GEO’s lawyers suggested that the lawsuits were a politically motivated attack on its business. Washington state had long known of the detainee work program, but did not sue until 2017 — amid an uproar over then-President Donald Trump’s immigration policies.
The company maintained that the detainees were not employees under the Washington Minimum Wage Act. Even if they were, the company said, it would be unlawfully discriminatory for Washington to require GEO to pay them minimum wage when the state doesn’t pay minimum wage to inmates who work at its own prisons or other detention facilities.
The definition of “employee” in Washington’s minimum wage law is broad — it includes anyone who is permitted to work by an employer, without regard to immigration or legal work status. The law says residents of “a state, county, or municipal” detention facility are not entitled to minimum wage for work they perform.
GEO’s detention center didn’t fit that exemption because it’s a private, for-profit facility, not a “state, county or municipal” one, attorneys for the state and for the detainees argued.

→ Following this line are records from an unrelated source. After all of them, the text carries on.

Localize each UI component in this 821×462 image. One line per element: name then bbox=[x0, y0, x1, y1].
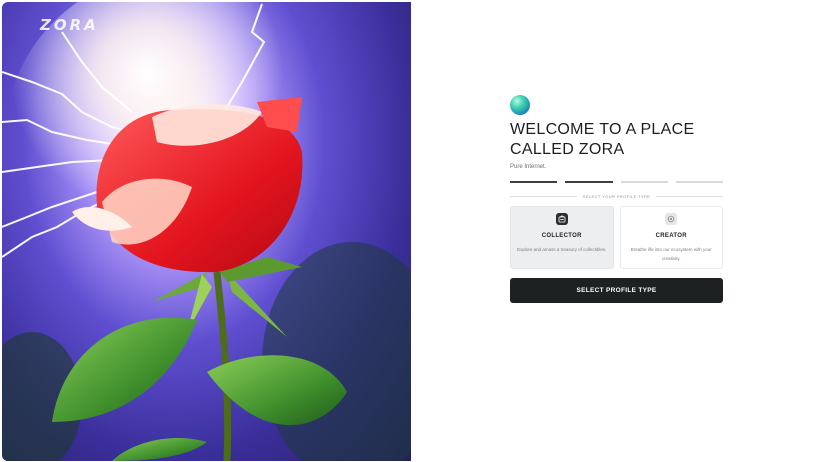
progress-step-3 bbox=[620, 181, 668, 183]
onboarding-panel: WELCOME TO A PLACE CALLED ZORA Pure Inte… bbox=[510, 95, 723, 303]
progress-step-1 bbox=[510, 181, 558, 183]
zora-logo[interactable]: ZORA bbox=[40, 16, 99, 34]
zora-orb-icon bbox=[510, 95, 530, 115]
progress-steps bbox=[510, 181, 723, 183]
page-subtitle: Pure Internet. bbox=[510, 164, 547, 170]
app-frame: ZORA WELCOME TO A PLACE CALLED ZORA Pure… bbox=[0, 0, 821, 462]
profile-option-name: CREATOR bbox=[655, 233, 687, 239]
profile-option-creator[interactable]: CREATOR Breathe life into our ecosystem … bbox=[619, 206, 723, 269]
profile-option-collector[interactable]: COLLECTOR Explore and amass a treasury o… bbox=[510, 206, 614, 269]
hero-image: ZORA bbox=[2, 2, 411, 461]
divider-line-left bbox=[510, 196, 577, 197]
select-profile-type-button[interactable]: SELECT PROFILE TYPE bbox=[510, 278, 723, 303]
page-title: WELCOME TO A PLACE CALLED ZORA bbox=[510, 121, 695, 158]
profile-option-description: Breathe life into our ecosystem with you… bbox=[630, 247, 712, 261]
rose-lightning-illustration bbox=[2, 2, 411, 461]
profile-option-name: COLLECTOR bbox=[541, 233, 582, 239]
profile-option-description: Explore and amass a treasury of collecti… bbox=[517, 247, 607, 252]
collector-icon bbox=[555, 213, 568, 225]
section-divider: SELECT YOUR PROFILE TYPE bbox=[510, 194, 723, 199]
profile-type-options: COLLECTOR Explore and amass a treasury o… bbox=[510, 206, 723, 269]
section-label: SELECT YOUR PROFILE TYPE bbox=[582, 194, 651, 199]
progress-step-2 bbox=[565, 181, 613, 183]
divider-line-right bbox=[656, 196, 723, 197]
progress-step-4 bbox=[675, 181, 723, 183]
creator-icon bbox=[665, 213, 678, 225]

The Northwest detention center houses people who are in custody while the federal government seeks to deport them or reviews their immigration status. It can hold up to 1,575 detainees, making it one of the nation’s largest immigration jails, though the population has been drastically reduced during the pandemic.

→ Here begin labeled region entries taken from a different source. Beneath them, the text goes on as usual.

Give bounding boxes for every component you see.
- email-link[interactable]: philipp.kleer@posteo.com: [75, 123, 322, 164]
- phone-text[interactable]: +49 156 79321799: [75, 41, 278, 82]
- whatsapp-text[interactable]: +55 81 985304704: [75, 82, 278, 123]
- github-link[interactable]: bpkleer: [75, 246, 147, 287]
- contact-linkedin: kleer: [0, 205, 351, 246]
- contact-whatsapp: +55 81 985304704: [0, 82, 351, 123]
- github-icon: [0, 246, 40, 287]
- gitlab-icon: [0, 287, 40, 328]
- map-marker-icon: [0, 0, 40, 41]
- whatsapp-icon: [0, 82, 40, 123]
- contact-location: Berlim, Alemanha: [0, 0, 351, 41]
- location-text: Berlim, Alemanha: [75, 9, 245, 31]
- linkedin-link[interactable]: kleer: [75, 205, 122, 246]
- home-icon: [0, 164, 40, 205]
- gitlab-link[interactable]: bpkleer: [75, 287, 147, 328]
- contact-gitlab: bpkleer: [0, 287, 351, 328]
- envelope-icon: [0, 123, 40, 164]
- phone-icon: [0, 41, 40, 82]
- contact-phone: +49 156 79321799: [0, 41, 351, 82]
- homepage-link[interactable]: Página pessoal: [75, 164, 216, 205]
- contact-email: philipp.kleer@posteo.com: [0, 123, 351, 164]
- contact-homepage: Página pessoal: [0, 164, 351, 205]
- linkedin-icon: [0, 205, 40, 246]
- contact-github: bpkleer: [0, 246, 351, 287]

During the first trial, GEO acknowledged it could pay detainees more if it wanted. In 2018, the company made $18.6 million in profits from the facility; it would have cost $3.4 million to pay the minimum wage to detainees.
Washington appears to be the only state to sue a private detention contractor for not paying minimum wage to immigration detainees. But similar lawsuits have been brought on behalf of immigration detainees in other states, including New Mexico, Colorado and California, seeking to force GEO and another major private detention company, CoreCivic, to pay minimum wage to detainees there.
A federal judge rejected the lawsuit brought by former detainees of CoreCivic’s Cibola detention center in New Mexico — a decision upheld by a federal appeals court panel in March.
“Persons in custodial detention — such as appellants — are not in an employer-employee relationship but in a detainer-detainee relationship,” the panel wrote.